Self-catalyzed Gelling Synthesis of Aerogels with Inorganic and Organic Nanocomponents for Thermal Insulation and CO2 Capture

Silica aerogels have already been recognized as potential candidates in the fields of thermal insulation, sorption, and separation, but the intrinsic brittleness and cumbersome preparation process limit their broad applications. In this work, a simple self-catalyzed gelling strategy was applied to prepare organic–inorganic in situ hybrid aerogels (OIHAs) derived from bis[3-(triethoxysilyl)propyl]amine (BTPA) and methyltrimethoxysilane (MTES). The Si–CH3 groups from MTES make it possible for OIHAs to be prepared through ambient drying and exhibit good hydrophobicity.

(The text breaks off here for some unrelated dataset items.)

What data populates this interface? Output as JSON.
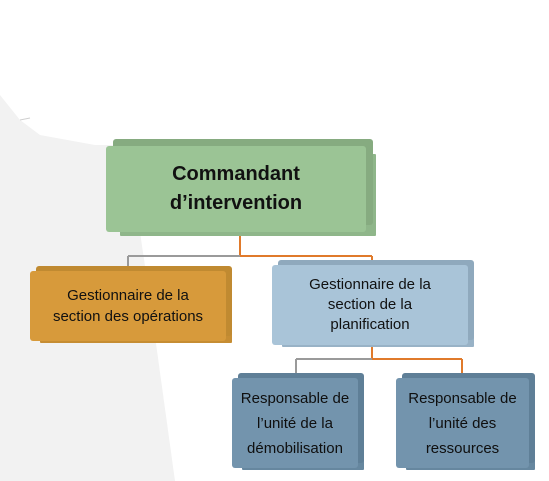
{
  "diagram": {
    "root": {
      "label": "Commandant\nd’intervention"
    },
    "children": [
      {
        "label": "Gestionnaire de la\nsection des opérations"
      },
      {
        "label": "Gestionnaire de la\nsection de la\nplanification"
      }
    ],
    "grandchildren": [
      {
        "label": "Responsable de\nl’unité de la\ndémobilisation"
      },
      {
        "label": "Responsable de\nl’unité des\nressources"
      }
    ]
  },
  "colors": {
    "root": "#9bc495",
    "operations": "#d79a3b",
    "planning": "#a9c4d8",
    "units": "#7394ad",
    "connector_gray": "#9a9a9a",
    "connector_orange": "#e07a2b"
  }
}
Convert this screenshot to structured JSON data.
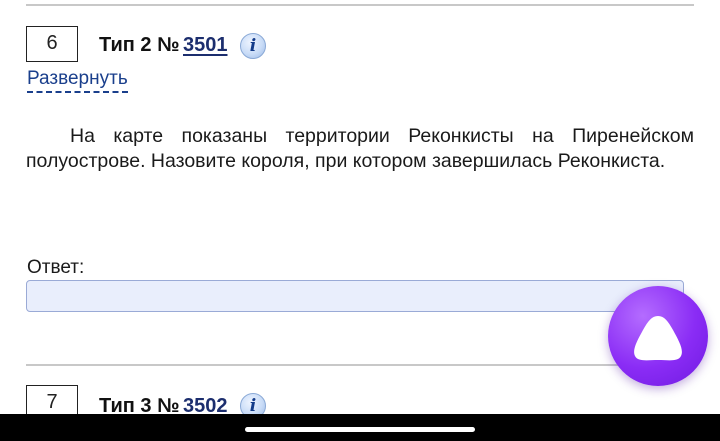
{
  "tasks": [
    {
      "number": "6",
      "type_label": "Тип 2 №",
      "task_id": "3501",
      "info_glyph": "i",
      "expand_label": "Развернуть",
      "question": "На карте показаны территории Реконкисты на Пиренейском полуострове. Назовите короля, при котором завершилась Рекон­киста.",
      "answer_label": "Ответ:",
      "answer_value": ""
    },
    {
      "number": "7",
      "type_label": "Тип 3 №",
      "task_id": "3502",
      "info_glyph": "i"
    }
  ],
  "icons": {
    "info": "info-icon",
    "assistant": "alice-assistant-icon"
  },
  "colors": {
    "link": "#1c2e6e",
    "input_bg": "#e9eefc",
    "assistant": "#8a2cf5"
  }
}
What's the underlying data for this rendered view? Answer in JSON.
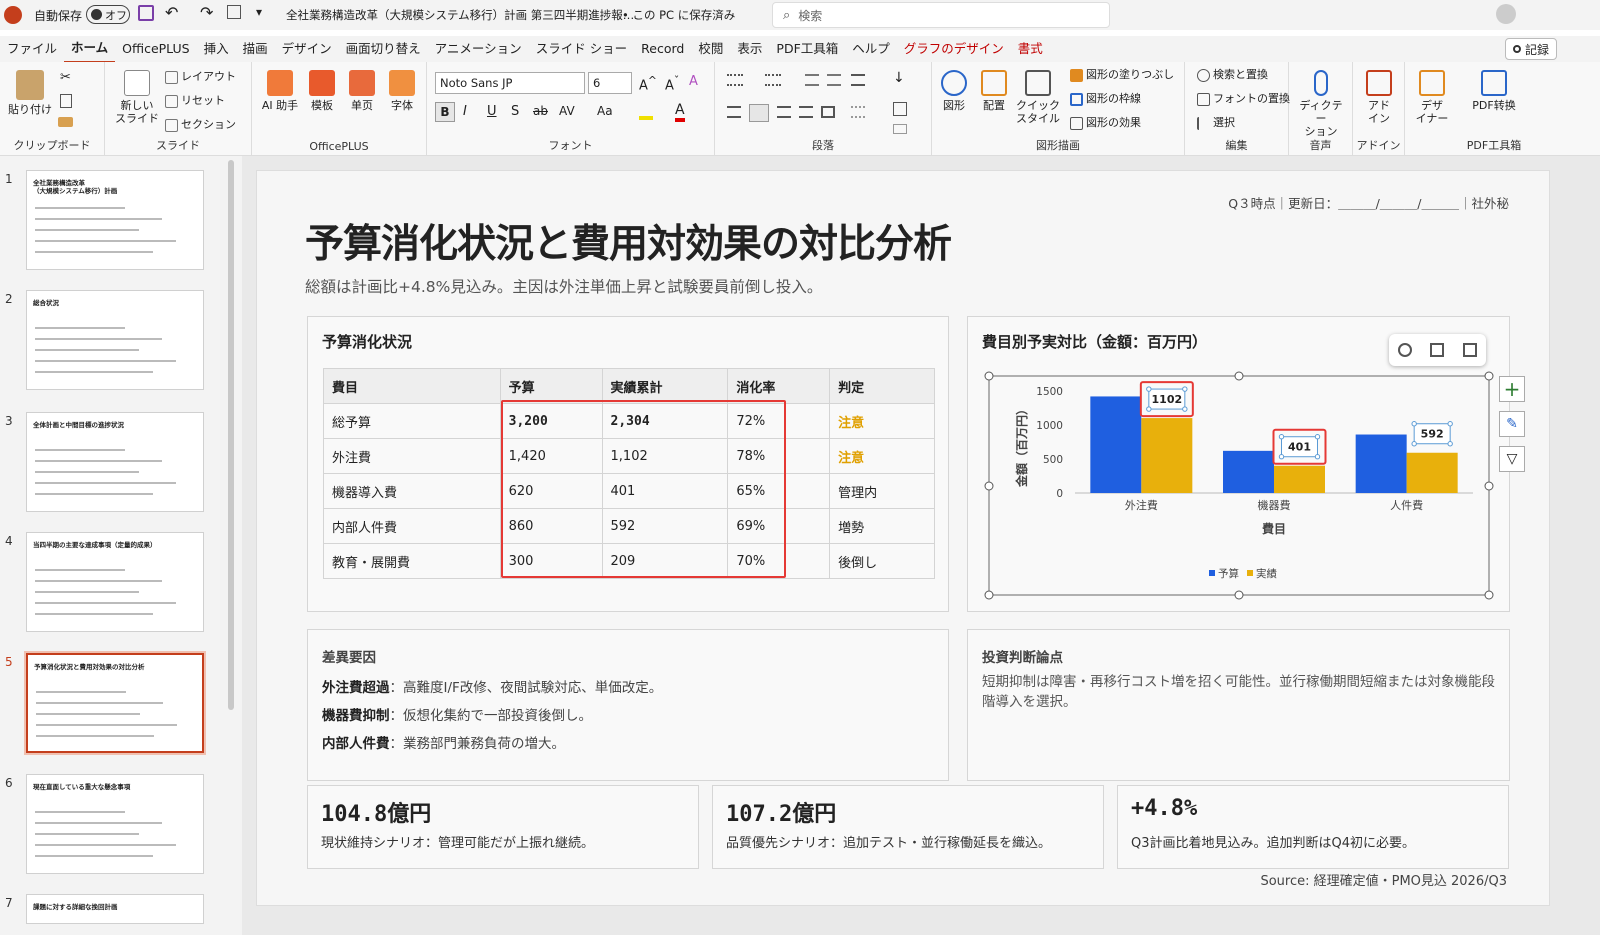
{
  "titlebar": {
    "autosave_label": "自動保存",
    "autosave_state": "オフ",
    "doc_title": "全社業務構造改革（大規模システム移行）計画 第三四半期進捗報…",
    "save_state": "• この PC に保存済み",
    "search_placeholder": "検索"
  },
  "ribbon_tabs": [
    "ファイル",
    "ホーム",
    "OfficePLUS",
    "挿入",
    "描画",
    "デザイン",
    "画面切り替え",
    "アニメーション",
    "スライド ショー",
    "Record",
    "校閲",
    "表示",
    "PDF工具箱",
    "ヘルプ",
    "グラフのデザイン",
    "書式"
  ],
  "record_button": "記録",
  "ribbon": {
    "clipboard": {
      "paste": "貼り付け",
      "label": "クリップボード"
    },
    "slides": {
      "new_slide": "新しい\nスライド",
      "layout": "レイアウト",
      "reset": "リセット",
      "section": "セクション",
      "label": "スライド"
    },
    "officeplus": {
      "ai": "AI 助手",
      "template": "模板",
      "single": "单页",
      "font": "字体",
      "label": "OfficePLUS"
    },
    "font": {
      "font_name": "Noto Sans JP",
      "font_size": "6",
      "bold": "B",
      "italic": "I",
      "underline": "U",
      "shadow": "S",
      "strike": "ab",
      "spacing": "AV",
      "case": "Aa",
      "label": "フォント"
    },
    "paragraph": {
      "label": "段落"
    },
    "drawing": {
      "shapes": "図形",
      "arrange": "配置",
      "quick": "クイック\nスタイル",
      "fill": "図形の塗りつぶし",
      "outline": "図形の枠線",
      "effect": "図形の効果",
      "label": "図形描画"
    },
    "editing": {
      "find": "検索と置換",
      "replace": "フォントの置換",
      "select": "選択",
      "label": "編集"
    },
    "voice": {
      "dictate": "ディクテー\nション",
      "label": "音声"
    },
    "addin": {
      "addin": "アド\nイン",
      "label": "アドイン"
    },
    "designer": {
      "designer": "デザ\nイナー"
    },
    "pdf": {
      "convert": "PDF转换",
      "label": "PDF工具箱"
    }
  },
  "thumbnails": [
    {
      "num": "1",
      "title": "全社業務構造改革\n（大規模システム移行）計画"
    },
    {
      "num": "2",
      "title": "総合状況"
    },
    {
      "num": "3",
      "title": "全体計画と中間目標の進捗状況"
    },
    {
      "num": "4",
      "title": "当四半期の主要な達成事項（定量的成果）"
    },
    {
      "num": "5",
      "title": "予算消化状況と費用対効果の対比分析"
    },
    {
      "num": "6",
      "title": "現在直面している重大な懸念事項"
    },
    {
      "num": "7",
      "title": "課題に対する詳細な挽回計画"
    }
  ],
  "slide": {
    "meta": "Q３時点｜更新日：＿＿＿/＿＿＿/＿＿＿｜社外秘",
    "title": "予算消化状況と費用対効果の対比分析",
    "subtitle": "総額は計画比+4.8%見込み。主因は外注単価上昇と試験要員前倒し投入。",
    "budget_card": {
      "title": "予算消化状況",
      "headers": [
        "費目",
        "予算",
        "実績累計",
        "消化率",
        "判定"
      ],
      "rows": [
        [
          "総予算",
          "3,200",
          "2,304",
          "72%",
          "注意"
        ],
        [
          "外注費",
          "1,420",
          "1,102",
          "78%",
          "注意"
        ],
        [
          "機器導入費",
          "620",
          "401",
          "65%",
          "管理内"
        ],
        [
          "内部人件費",
          "860",
          "592",
          "69%",
          "増勢"
        ],
        [
          "教育・展開費",
          "300",
          "209",
          "70%",
          "後倒し"
        ]
      ]
    },
    "chart_card": {
      "title": "費目別予実対比（金額：百万円）"
    },
    "variance": {
      "title": "差異要因",
      "items": [
        {
          "label": "外注費超過",
          "text": "：高難度I/F改修、夜間試験対応、単価改定。"
        },
        {
          "label": "機器費抑制",
          "text": "：仮想化集約で一部投資後倒し。"
        },
        {
          "label": "内部人件費",
          "text": "：業務部門兼務負荷の増大。"
        }
      ]
    },
    "investment": {
      "title": "投資判断論点",
      "text": "短期抑制は障害・再移行コスト増を招く可能性。並行稼働期間短縮または対象機能段階導入を選択。"
    },
    "kpis": [
      {
        "value": "104.8億円",
        "text": "現状維持シナリオ：管理可能だが上振れ継続。"
      },
      {
        "value": "107.2億円",
        "text": "品質優先シナリオ：追加テスト・並行稼働延長を織込。"
      },
      {
        "value": "+4.8%",
        "text": "Q3計画比着地見込み。追加判断はQ4初に必要。"
      }
    ],
    "source": "Source: 経理確定値・PMO見込 2026/Q3"
  },
  "chart_data": {
    "type": "bar",
    "categories": [
      "外注費",
      "機器費",
      "人件費"
    ],
    "series": [
      {
        "name": "予算",
        "values": [
          1420,
          620,
          860
        ],
        "color": "#1f5fe0"
      },
      {
        "name": "実績",
        "values": [
          1102,
          401,
          592
        ],
        "color": "#e8b00c"
      }
    ],
    "data_labels": [
      "1102",
      "401",
      "592"
    ],
    "xlabel": "費目",
    "ylabel": "金額（百万円）",
    "ylim": [
      0,
      1500
    ],
    "yticks": [
      "0",
      "500",
      "1000",
      "1500"
    ],
    "legend": "bottom"
  }
}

Owing to the alkalinity of the amine groups from BTPA, self-catalyed hydrolyzation and condensation reactions occur between two silicon precursors to build a uniform pearl-chain nanoporous structure. The high specific surface area and amine groups existing on the nanoskeleton surface of the obtained OIHAs endow them with fascinating CO2 capture ability up to 5.89 mmol/g at 298 K and 100 kPa, which are significantly higher than the values of other aerogels reported under the similar conditions. Furthermore, ultralow thermal conductivity (as low as 20.1 mW/(m·K) at 25 °C), high strength (up to 2.38 MPa), and great elasticity (fully recoverable elastic strain of 14%) are achieved together for the OIHAs due to the organic–inorganic in situ cross-linked architecture. The as-prepared OIHAs with versatile properties have great application prospects in the fields of building thermal insulation and CO2 capture. The self-catalyzed gelling strategy provides an alternative routine for the simple preparation of silica-based aerogels.